Panorama de l’Hérault - Le 2e département de la région en nombre d’habitants

François Julian, Insee

Le département de l'Hérault, tiré par le dynamisme de la ville de Montpellier, 2e ville de la région, connaît une croissance démographique qui ne faiblit pas. Cette croissance s'accompagne de créations d'emploi, principalement dans l'économie tertiaire. Néanmoins, le taux d’activité demeure plus faible que la moyenne nationale et le taux de chômage croît plus vite en cette période de crise. Les revenus sont moindres dans le département qu’en région, notamment les revenus des plus modestes et font apparaître de fortes disparités.
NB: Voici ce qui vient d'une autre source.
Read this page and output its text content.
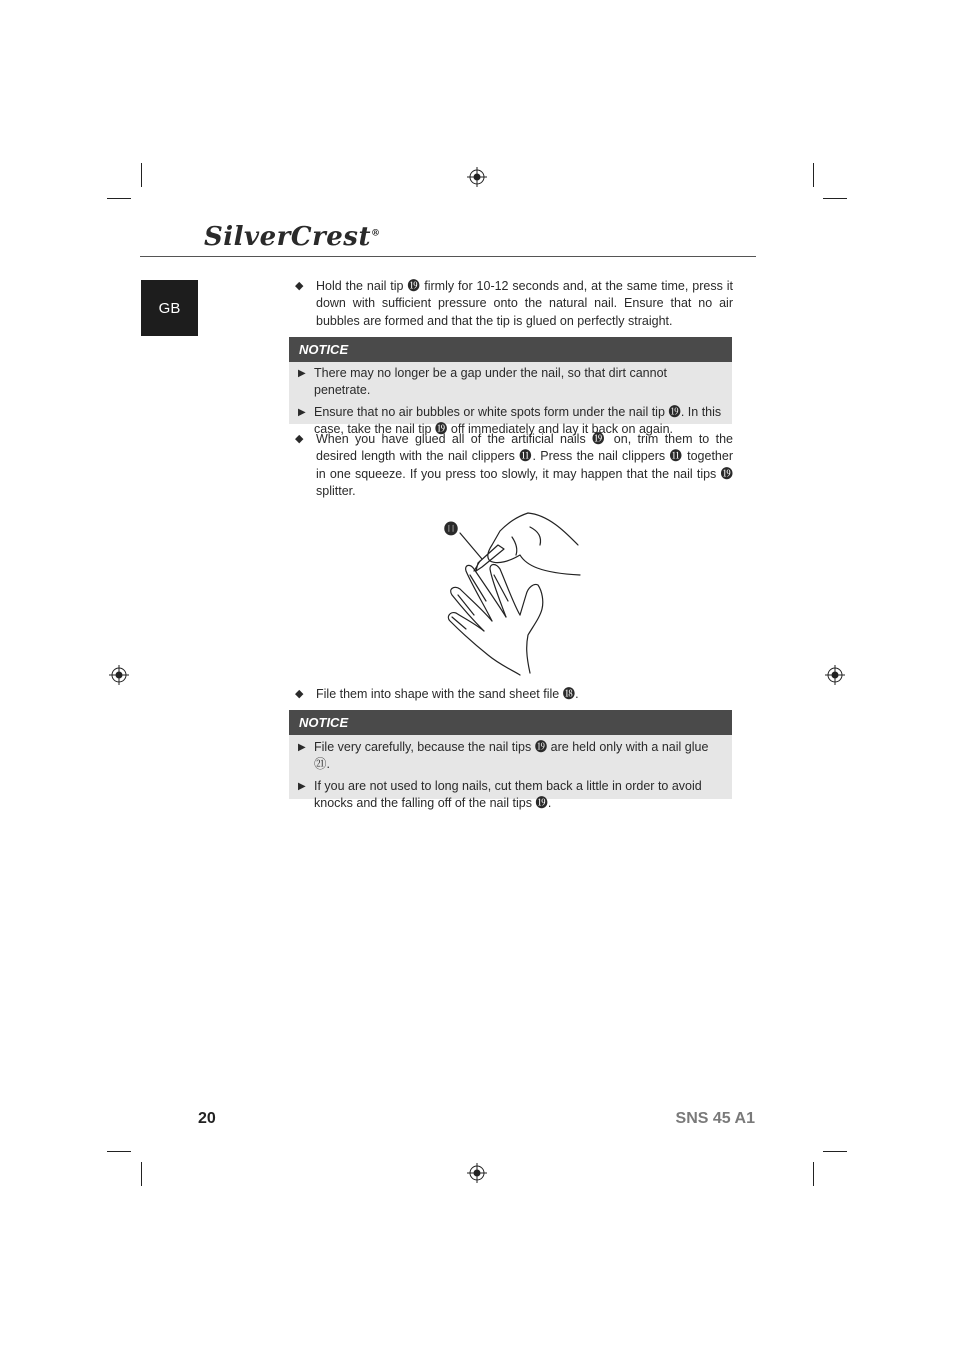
SilverCrest®
GB
◆ Hold the nail tip ⓳ firmly for 10-12 seconds and, at the same time, press it down with sufficient pressure onto the natural nail. Ensure that no air bubbles are formed and that the tip is glued on perfectly straight.
NOTICE
▶ There may no longer be a gap under the nail, so that dirt cannot penetrate.
▶ Ensure that no air bubbles or white spots form under the nail tip ⓳. In this case, take the nail tip ⓳ off immediately and lay it back on again.
◆ When you have glued all of the artificial nails ⓳ on, trim them to the desired length with the nail clippers ⓫. Press the nail clippers ⓫ together in one squeeze. If you press too slowly, it may happen that the nail tips ⓳ splitter.
⓫
◆ File them into shape with the sand sheet file ⓲.
NOTICE
▶ File very carefully, because the nail tips ⓳ are held only with a nail glue ㉑.
▶ If you are not used to long nails, cut them back a little in order to avoid knocks and the falling off of the nail tips ⓳.
20	SNS 45 A1
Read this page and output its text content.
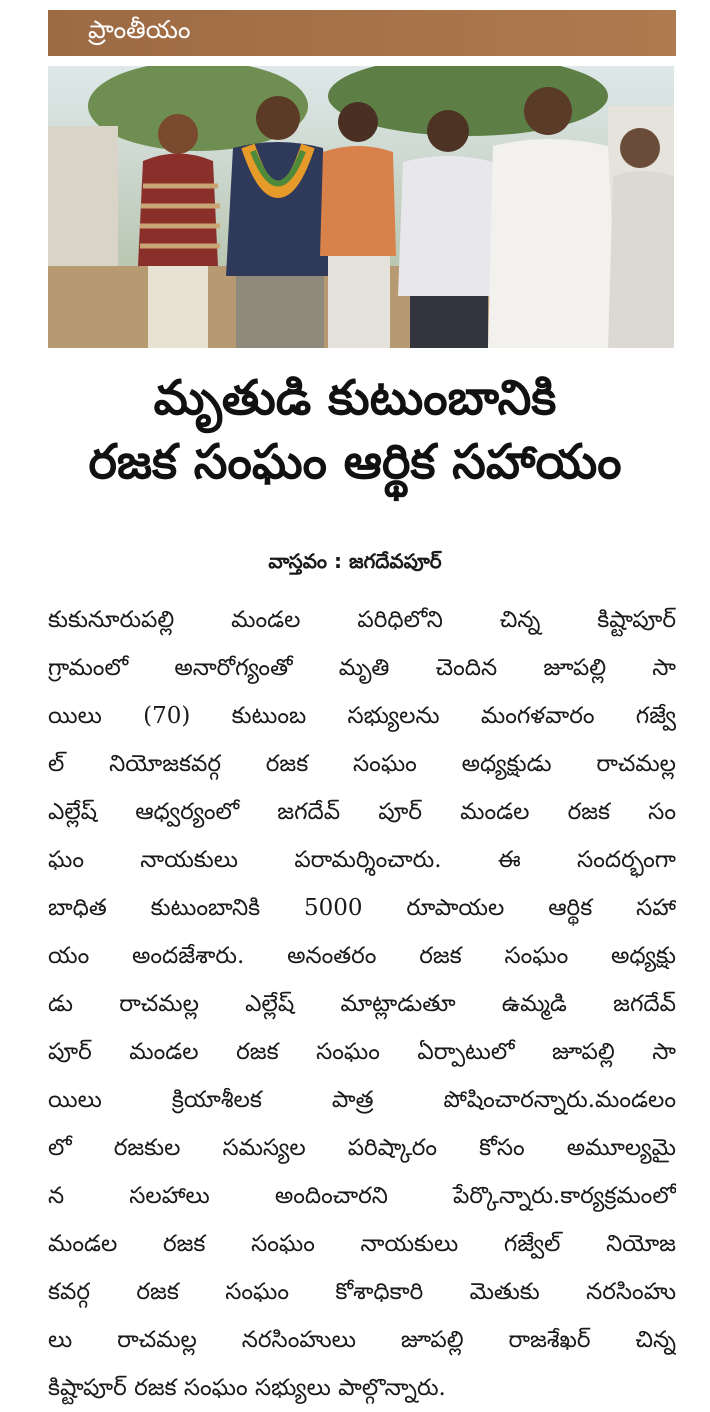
ప్రాంతీయం
మృతుడి కుటుంబానికి
రజక సంఘం ఆర్థిక సహాయం
వాస్తవం : జగదేవపూర్
కుకునూరుపల్లి మండల పరిధిలోని చిన్న కిష్టాపూర్
గ్రామంలో అనారోగ్యంతో మృతి చెందిన జూపల్లి సా
యిలు (70) కుటుంబ సభ్యులను మంగళవారం గజ్వే
ల్ నియోజకవర్గ రజక సంఘం అధ్యక్షుడు రాచమల్ల
ఎల్లేష్ ఆధ్వర్యంలో జగదేవ్ పూర్ మండల రజక సం
ఘం నాయకులు పరామర్శించారు. ఈ సందర్భంగా
బాధిత కుటుంబానికి 5000 రూపాయల ఆర్థిక సహా
యం అందజేశారు. అనంతరం రజక సంఘం అధ్యక్షు
డు రాచమల్ల ఎల్లేష్ మాట్లాడుతూ ఉమ్మడి జగదేవ్
పూర్ మండల రజక సంఘం ఏర్పాటులో జూపల్లి సా
యిలు క్రియాశీలక పాత్ర పోషించారన్నారు.మండలం
లో రజకుల సమస్యల పరిష్కారం కోసం అమూల్యమై
న సలహాలు అందించారని పేర్కొన్నారు.కార్యక్రమంలో
మండల రజక సంఘం నాయకులు గజ్వేల్ నియోజ
కవర్గ రజక సంఘం కోశాధికారి మెతుకు నరసింహు
లు రాచమల్ల నరసింహులు జూపల్లి రాజశేఖర్ చిన్న
కిష్టాపూర్ రజక సంఘం సభ్యులు పాల్గొన్నారు.
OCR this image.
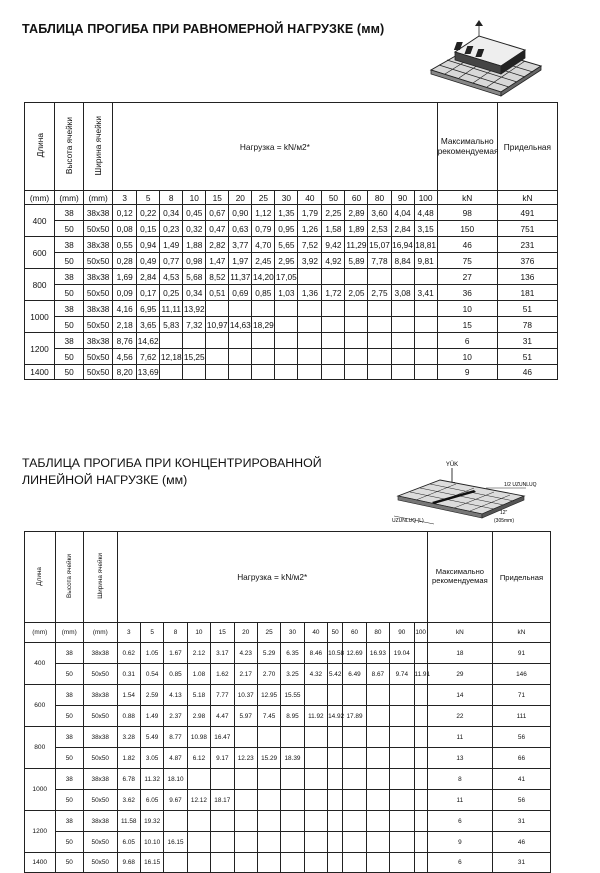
ТАБЛИЦА ПРОГИБА ПРИ РАВНОМЕРНОЙ НАГРУЗКЕ (мм)
Длина	Высота ячейки	Ширина ячейки	Нагрузка = kN/м2*														Максимально рекомендуемая	Придельная
(mm)	(mm)	(mm)	3	5	8	10	15	20	25	30	40	50	60	80	90	100	kN	kN
400	38	38x38	0,12	0,22	0,34	0,45	0,67	0,90	1,12	1,35	1,79	2,25	2,89	3,60	4,04	4,48	98	491
	50	50x50	0,08	0,15	0,23	0,32	0,47	0,63	0,79	0,95	1,26	1,58	1,89	2,53	2,84	3,15	150	751
600	38	38x38	0,55	0,94	1,49	1,88	2,82	3,77	4,70	5,65	7,52	9,42	11,29	15,07	16,94	18,81	46	231
	50	50x50	0,28	0,49	0,77	0,98	1,47	1,97	2,45	2,95	3,92	4,92	5,89	7,78	8,84	9,81	75	376
800	38	38x38	1,69	2,84	4,53	5,68	8,52	11,37	14,20	17,05							27	136
	50	50x50	0,09	0,17	0,25	0,34	0,51	0,69	0,85	1,03	1,36	1,72	2,05	2,75	3,08	3,41	36	181
1000	38	38x38	4,16	6,95	11,11	13,92											10	51
	50	50x50	2,18	3,65	5,83	7,32	10,97	14,63	18,29								15	78
1200	38	38x38	8,76	14,62													6	31
	50	50x50	4,56	7,62	12,18	15,25											10	51
1400	50	50x50	8,20	13,69													9	46
ТАБЛИЦА ПРОГИБА ПРИ КОНЦЕНТРИРОВАННОЙ
ЛИНЕЙНОЙ НАГРУЗКЕ (мм)
YÜK
1/2 UZUNLUQ
UZUNLUQ (L)
12"
(305mm)
Длина	Высота ячейки	Ширина ячейки	Нагрузка = kN/м2*														Максимально рекомендуемая	Придельная
(mm)	(mm)	(mm)	3	5	8	10	15	20	25	30	40	50	60	80	90	100	kN	kN
400	38	38x38	0.62	1.05	1.67	2.12	3.17	4.23	5.29	6.35	8.46	10.58	12.69	16.93	19.04		18	91
	50	50x50	0.31	0.54	0.85	1.08	1.62	2.17	2.70	3.25	4.32	5.42	6.49	8.67	9.74	11.91	29	146
600	38	38x38	1.54	2.59	4.13	5.18	7.77	10.37	12.95	15.55							14	71
	50	50x50	0.88	1.49	2.37	2.98	4.47	5.97	7.45	8.95	11.92	14.92	17.89				22	111
800	38	38x38	3.28	5.49	8.77	10.98	16.47										11	56
	50	50x50	1.82	3.05	4.87	6.12	9.17	12.23	15.29	18.39							13	66
1000	38	38x38	6.78	11.32	18.10												8	41
	50	50x50	3.62	6.05	9.67	12.12	18.17										11	56
1200	38	38x38	11.58	19.32													6	31
	50	50x50	6.05	10.10	16.15												9	46
1400	50	50x50	9.68	16.15													6	31
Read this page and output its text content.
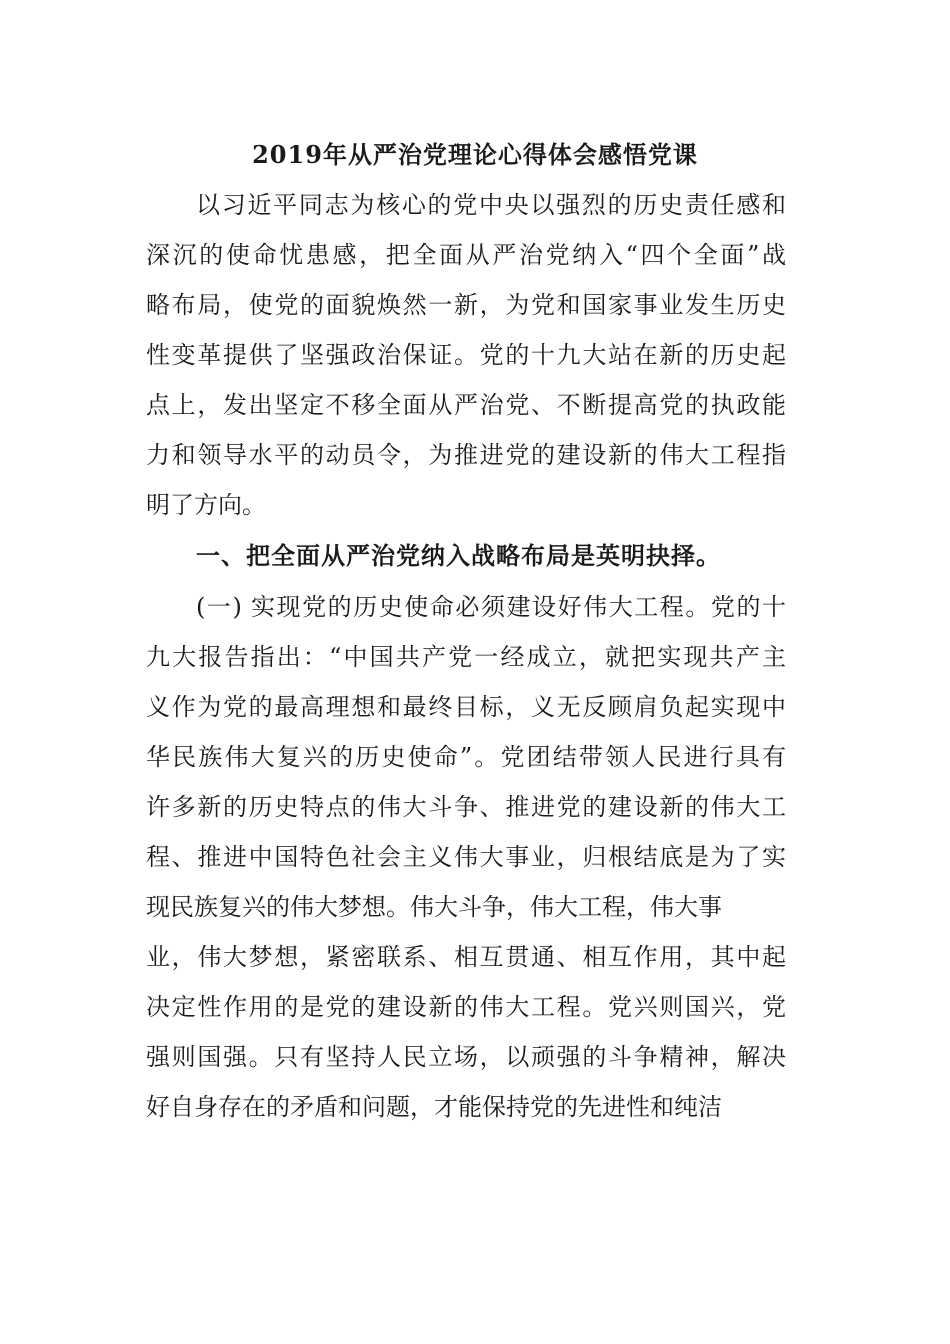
2019年从严治党理论心得体会感悟党课
以习近平同志为核心的党中央以强烈的历史责任感和
深沉的使命忧患感，把全面从严治党纳入“四个全面”战
略布局，使党的面貌焕然一新，为党和国家事业发生历史
性变革提供了坚强政治保证。党的十九大站在新的历史起
点上，发出坚定不移全面从严治党、不断提高党的执政能
力和领导水平的动员令，为推进党的建设新的伟大工程指
明了方向。
一、把全面从严治党纳入战略布局是英明抉择。
(一) 实现党的历史使命必须建设好伟大工程。党的十
九大报告指出：“中国共产党一经成立，就把实现共产主
义作为党的最高理想和最终目标，义无反顾肩负起实现中
华民族伟大复兴的历史使命”。党团结带领人民进行具有
许多新的历史特点的伟大斗争、推进党的建设新的伟大工
程、推进中国特色社会主义伟大事业，归根结底是为了实
现民族复兴的伟大梦想。伟大斗争，伟大工程，伟大事
业，伟大梦想，紧密联系、相互贯通、相互作用，其中起
决定性作用的是党的建设新的伟大工程。党兴则国兴，党
强则国强。只有坚持人民立场，以顽强的斗争精神，解决
好自身存在的矛盾和问题，才能保持党的先进性和纯洁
Avec 6 101 km², l’Hérault est un département moyen en superficie. Situé au sud-est de la région Languedoc-Roussillon-Midi-Pyrénées (LRMP), il bénéficie d’une côte principalement sableuse offrant 87 km de littoral. Le relief est marqué à l'ouest et au nord-ouest par le rebord méridional du Massif central. Les massifs du Caroux et de l’Espinouse sont les points culminants du département. S’étagent ensuite jusqu’à la mer les zones de garrigue, les plaines agricoles et les étangs (figure 1). L’Hérault est limitrophe de quatre départements : l’Aude, le Tarn, l’Aveyron et le Gard.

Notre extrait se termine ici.